As Campbell hall filled with attendees, anticipation for Neko Case grew at the sight of the dim purple lights and the array of instruments on stage including everything from drums and guitars to keyboards and cellos. The audience, which was comprised by a majority of older adults and a few UCSB students, filled nearly every seat last Friday night at the venue.
Prior to the main performance, musicians Erica Bachmann and Jon Raunhouse set the tone of the evening with their quirky two-man folk performance. While the two are usually on scene as backup to Neko Case, it was a refreshing surprise for their sound to open as the forefront of the show. The night was kept at a casual pace set from the beginning
As they progressed through their set, songs seemed to tell a story or paint a picture to illustrate the mood in addition to feeling it. The ruminative quality of their sound was able to carry a brief escape from the trials and tribulations of reality. Scenes of an autumn day came to pass in songs like “Lilliwaup,” while “Asthmatic Gypsy” illustrated what a waltz in Paris may feel like; it was as if the audience was transported to the particular place in time being told. Lyrics in most of the performance were not necessary as the latitude of instruments effortlessly shifting from song to song by the artful and talented minds of the light-hearted artists was more than enough. My personal favorite, “Lupe’s Lament,” effectively showcased their repertoire of tunes that were both engaging and thoughtful.
When Neko Case was introduced, the audience fell to an unnerving silence awaiting her start. Both Bauchmann and Raunhouse accompanied her on the stage, set to be her backing band among two other members of the group.
The singer-songwriter stole her audience’s breath with captivating instrumentals and lyrics, overwhelming the crowd with an array of feelings. The sweet, humorous singer opened with “The Pharaohs,” and proceeded to wow every single individual in the theater. Neko Case can really sing. Her albums The Worse Things get the Harder I Fight and Middle Cyclone don’t do her voice as much justice as her live performance. The force of her words came from somewhere deep within her lungs and erupted in pitches that can only be described as a hurricane of force that still holds true to its graceful magic. I didn’t know it was possible for one voice to make a whole crowd feel connected in a range of emotions: from wholesome happiness to nostalgic sadness, all within its pitch.

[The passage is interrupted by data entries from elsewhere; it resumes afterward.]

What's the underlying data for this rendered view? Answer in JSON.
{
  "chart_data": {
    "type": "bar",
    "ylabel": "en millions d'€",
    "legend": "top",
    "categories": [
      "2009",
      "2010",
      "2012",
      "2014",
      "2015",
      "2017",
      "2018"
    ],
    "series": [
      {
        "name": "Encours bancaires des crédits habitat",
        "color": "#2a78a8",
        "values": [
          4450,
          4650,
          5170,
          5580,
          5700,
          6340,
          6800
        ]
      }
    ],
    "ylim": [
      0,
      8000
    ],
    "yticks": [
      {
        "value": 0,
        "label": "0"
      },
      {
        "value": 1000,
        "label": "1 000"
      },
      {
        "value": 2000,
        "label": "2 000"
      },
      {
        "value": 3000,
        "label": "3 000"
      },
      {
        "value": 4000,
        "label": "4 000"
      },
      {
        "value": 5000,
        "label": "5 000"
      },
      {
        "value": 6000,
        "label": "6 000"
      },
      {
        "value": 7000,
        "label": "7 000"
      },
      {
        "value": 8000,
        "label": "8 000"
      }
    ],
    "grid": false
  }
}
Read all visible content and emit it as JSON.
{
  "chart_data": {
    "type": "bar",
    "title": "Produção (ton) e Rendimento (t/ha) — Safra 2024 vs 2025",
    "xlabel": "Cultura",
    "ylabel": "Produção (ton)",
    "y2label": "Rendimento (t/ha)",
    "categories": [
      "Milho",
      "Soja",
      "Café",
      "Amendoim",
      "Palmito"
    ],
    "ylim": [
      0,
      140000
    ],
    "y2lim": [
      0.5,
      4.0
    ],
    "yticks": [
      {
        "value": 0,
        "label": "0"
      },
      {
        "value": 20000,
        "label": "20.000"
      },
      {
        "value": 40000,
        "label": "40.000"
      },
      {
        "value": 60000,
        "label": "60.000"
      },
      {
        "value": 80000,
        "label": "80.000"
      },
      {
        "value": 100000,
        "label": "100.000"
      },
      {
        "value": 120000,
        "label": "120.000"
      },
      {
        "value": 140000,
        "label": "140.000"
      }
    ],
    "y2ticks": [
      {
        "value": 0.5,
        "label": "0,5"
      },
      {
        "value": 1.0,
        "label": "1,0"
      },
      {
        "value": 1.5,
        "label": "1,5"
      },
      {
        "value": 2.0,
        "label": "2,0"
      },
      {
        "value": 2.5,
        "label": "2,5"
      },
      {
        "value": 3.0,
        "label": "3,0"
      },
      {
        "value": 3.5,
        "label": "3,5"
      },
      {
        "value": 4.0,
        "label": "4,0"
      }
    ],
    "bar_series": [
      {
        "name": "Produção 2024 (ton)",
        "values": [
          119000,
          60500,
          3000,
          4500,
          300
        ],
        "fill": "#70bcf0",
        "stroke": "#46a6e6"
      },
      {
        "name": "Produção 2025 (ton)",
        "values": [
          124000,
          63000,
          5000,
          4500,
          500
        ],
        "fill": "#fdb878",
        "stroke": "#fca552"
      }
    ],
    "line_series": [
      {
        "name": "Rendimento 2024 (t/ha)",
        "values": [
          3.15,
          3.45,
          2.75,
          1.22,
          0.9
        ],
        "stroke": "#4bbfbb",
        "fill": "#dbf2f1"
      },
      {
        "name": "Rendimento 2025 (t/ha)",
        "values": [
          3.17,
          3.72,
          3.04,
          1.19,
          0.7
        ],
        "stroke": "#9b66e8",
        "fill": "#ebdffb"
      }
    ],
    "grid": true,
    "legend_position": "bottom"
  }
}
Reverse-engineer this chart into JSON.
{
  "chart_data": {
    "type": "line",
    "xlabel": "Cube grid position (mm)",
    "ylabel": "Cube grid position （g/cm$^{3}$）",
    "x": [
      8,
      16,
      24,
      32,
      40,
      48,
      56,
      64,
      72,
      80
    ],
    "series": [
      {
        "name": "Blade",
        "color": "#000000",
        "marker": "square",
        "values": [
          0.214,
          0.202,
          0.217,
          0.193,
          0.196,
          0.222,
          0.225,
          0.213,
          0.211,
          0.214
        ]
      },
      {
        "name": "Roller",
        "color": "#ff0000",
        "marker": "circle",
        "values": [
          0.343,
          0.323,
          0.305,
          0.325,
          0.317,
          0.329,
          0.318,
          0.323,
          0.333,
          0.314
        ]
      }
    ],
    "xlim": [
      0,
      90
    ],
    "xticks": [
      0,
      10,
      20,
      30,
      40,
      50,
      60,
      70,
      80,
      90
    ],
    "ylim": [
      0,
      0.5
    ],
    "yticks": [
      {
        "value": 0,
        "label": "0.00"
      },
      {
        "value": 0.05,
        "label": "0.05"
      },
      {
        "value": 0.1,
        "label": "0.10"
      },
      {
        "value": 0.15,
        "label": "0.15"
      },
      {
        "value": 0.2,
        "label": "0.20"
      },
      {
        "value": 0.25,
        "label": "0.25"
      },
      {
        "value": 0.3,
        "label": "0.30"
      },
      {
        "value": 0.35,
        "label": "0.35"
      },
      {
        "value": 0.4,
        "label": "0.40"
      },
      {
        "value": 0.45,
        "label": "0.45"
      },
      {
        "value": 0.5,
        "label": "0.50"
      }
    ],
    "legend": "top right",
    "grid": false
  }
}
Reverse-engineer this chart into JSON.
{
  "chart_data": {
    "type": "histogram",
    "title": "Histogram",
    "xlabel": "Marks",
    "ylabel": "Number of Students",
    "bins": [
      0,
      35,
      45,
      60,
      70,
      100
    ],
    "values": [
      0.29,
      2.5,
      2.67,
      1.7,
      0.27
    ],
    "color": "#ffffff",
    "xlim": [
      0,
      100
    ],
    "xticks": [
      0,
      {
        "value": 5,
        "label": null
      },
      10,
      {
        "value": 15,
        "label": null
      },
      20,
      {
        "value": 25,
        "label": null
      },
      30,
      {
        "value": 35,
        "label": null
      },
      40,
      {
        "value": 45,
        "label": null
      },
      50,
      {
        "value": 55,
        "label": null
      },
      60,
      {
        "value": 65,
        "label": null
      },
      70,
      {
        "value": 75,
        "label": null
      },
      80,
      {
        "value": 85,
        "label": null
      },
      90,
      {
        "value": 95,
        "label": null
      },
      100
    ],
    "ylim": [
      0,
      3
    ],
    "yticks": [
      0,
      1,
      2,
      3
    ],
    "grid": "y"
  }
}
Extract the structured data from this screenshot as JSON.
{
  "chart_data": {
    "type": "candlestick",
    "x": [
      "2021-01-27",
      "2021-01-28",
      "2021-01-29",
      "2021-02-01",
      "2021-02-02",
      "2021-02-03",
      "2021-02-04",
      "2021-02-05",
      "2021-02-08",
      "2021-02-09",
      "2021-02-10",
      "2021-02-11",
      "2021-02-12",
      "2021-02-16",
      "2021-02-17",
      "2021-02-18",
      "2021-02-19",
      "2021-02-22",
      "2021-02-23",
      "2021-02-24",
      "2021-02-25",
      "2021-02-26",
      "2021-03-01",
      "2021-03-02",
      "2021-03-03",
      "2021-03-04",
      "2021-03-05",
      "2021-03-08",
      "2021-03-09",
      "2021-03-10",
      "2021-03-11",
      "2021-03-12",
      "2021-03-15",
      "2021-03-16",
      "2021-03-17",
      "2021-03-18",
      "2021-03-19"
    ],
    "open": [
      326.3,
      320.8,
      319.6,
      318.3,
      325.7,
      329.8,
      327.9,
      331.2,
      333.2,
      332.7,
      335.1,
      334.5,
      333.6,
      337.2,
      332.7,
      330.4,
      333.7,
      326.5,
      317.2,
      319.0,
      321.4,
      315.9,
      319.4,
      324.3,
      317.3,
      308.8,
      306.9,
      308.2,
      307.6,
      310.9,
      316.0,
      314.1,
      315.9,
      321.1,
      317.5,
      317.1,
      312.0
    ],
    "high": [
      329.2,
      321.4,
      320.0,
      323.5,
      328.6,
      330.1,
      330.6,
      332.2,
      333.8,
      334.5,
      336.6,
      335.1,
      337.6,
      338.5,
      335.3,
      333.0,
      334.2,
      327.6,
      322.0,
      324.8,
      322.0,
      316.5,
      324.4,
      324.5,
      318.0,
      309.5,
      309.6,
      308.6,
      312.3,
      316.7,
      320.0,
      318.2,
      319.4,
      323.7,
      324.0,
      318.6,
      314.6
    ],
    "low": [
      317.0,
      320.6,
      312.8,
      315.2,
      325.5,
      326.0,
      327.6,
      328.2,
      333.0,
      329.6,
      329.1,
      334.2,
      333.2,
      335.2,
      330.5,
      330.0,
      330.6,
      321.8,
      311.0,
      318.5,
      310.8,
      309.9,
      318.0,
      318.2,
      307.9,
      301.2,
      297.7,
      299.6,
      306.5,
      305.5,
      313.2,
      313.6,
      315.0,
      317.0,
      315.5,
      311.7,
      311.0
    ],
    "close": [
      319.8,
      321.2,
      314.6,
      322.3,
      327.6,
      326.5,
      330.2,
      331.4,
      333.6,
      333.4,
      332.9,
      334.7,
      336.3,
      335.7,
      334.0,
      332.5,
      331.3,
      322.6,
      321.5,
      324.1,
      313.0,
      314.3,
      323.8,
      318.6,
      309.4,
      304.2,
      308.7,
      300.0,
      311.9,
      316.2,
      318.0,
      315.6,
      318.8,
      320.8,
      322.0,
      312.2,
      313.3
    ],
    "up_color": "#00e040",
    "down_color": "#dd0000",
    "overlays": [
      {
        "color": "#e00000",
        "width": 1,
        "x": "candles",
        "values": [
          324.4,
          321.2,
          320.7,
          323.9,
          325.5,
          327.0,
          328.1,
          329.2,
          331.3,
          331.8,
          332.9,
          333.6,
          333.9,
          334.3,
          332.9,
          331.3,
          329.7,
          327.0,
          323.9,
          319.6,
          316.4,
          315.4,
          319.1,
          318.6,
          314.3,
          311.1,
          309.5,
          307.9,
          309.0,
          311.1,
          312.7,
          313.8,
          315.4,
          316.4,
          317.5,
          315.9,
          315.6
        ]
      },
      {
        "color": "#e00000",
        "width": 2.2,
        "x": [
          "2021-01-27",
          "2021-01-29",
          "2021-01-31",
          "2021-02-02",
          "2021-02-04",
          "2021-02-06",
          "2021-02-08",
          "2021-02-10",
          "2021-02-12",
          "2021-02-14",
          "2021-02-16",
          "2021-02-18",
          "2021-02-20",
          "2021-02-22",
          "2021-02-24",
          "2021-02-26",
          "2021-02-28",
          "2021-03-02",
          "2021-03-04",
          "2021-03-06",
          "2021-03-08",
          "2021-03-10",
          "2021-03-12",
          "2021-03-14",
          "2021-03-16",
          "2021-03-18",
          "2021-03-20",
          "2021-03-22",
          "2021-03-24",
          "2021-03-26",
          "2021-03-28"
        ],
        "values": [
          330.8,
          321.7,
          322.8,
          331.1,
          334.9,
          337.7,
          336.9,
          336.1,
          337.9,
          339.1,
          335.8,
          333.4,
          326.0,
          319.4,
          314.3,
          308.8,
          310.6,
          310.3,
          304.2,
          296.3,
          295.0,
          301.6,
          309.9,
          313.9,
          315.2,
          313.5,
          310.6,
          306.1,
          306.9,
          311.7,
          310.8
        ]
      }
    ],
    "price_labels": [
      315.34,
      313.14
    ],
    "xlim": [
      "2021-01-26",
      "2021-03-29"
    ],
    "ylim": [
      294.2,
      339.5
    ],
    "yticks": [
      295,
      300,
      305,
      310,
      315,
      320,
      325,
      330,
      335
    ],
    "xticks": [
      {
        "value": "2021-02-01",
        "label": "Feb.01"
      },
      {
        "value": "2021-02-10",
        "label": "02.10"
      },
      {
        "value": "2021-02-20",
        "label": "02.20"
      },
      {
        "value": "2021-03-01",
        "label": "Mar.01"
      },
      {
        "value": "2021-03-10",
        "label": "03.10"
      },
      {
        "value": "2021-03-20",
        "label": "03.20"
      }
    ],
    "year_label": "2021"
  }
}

There was love, there was sadness, there was an eeriness that brought about a haunting warmth. The humble artist not only charmed us with the highest and highs and lowest of lows, but let her own feelings guide her performance. It was obvious through her facial and body expressions, Case felt her songs on a deeper level as she sang them, showing that even the most talented are only human.
Poetic lyrics such as “Brave to the waves of its residue/ Its laughter from a marbled room/ The white-crowned sounds of possible/ The sound that lures me/ It says, ‘Don’t you hurry/ Don’t you worry, kid,’ we’ll be seeing you/ We’ll see you when you’re ready” from “Ragtime” filled every space of the theater with powerful sound.
The audience was enthralled throughout; their content disposition was most evident in the soft whispering of lyrics to songs such as “This Tornado Loves You,” and an array of smiles, myself included, couldn’t be helped. The songwriter’s most popular song “I Wish I Was the Moon” stole the show, as many started applauding at the recognition of chords from the start.
There was something pure of the way Case poured her heart into her own words, making them echo against the walls of Campbell hall with intention. The country-folk-rock song writer appearing in casual, bare-faced winter attire looking ready to curl up next to a fire rather than perform. But this is a part of what makes Case so special. Her passion toward her music paired with an uncaring attitude to how she represents herself is exactly what draws the audience in closer, literally. Dramatic pauses followed by explosions in songs like “Bracing for Sunday” and “Look for Me (I’ll Be Around)” had her crowd on the edges of their seats, as the ringing of the last note hung in the air and the suspense of the next one to follow built up.
In between sets, conversation was kept to a minimum, but mentions of 2016 being a dark year led to a change in the pace with what Case calls her “most joyful song.” “Man,” the last song of her set, ended on a bright note that brought liveliness to the stage. Its freeing feel with sounds originating back to her older work graciously stole away the reality of now. While it may have been the last song, the audience cheered wildly, eager for an encore that was granted with “Middle Cyclone.” This was paired with side note summing up her performance nicely as songs that “make you laugh and punch you in the stomach at the same time,” before bowing and leaving the stage with a standing ovation.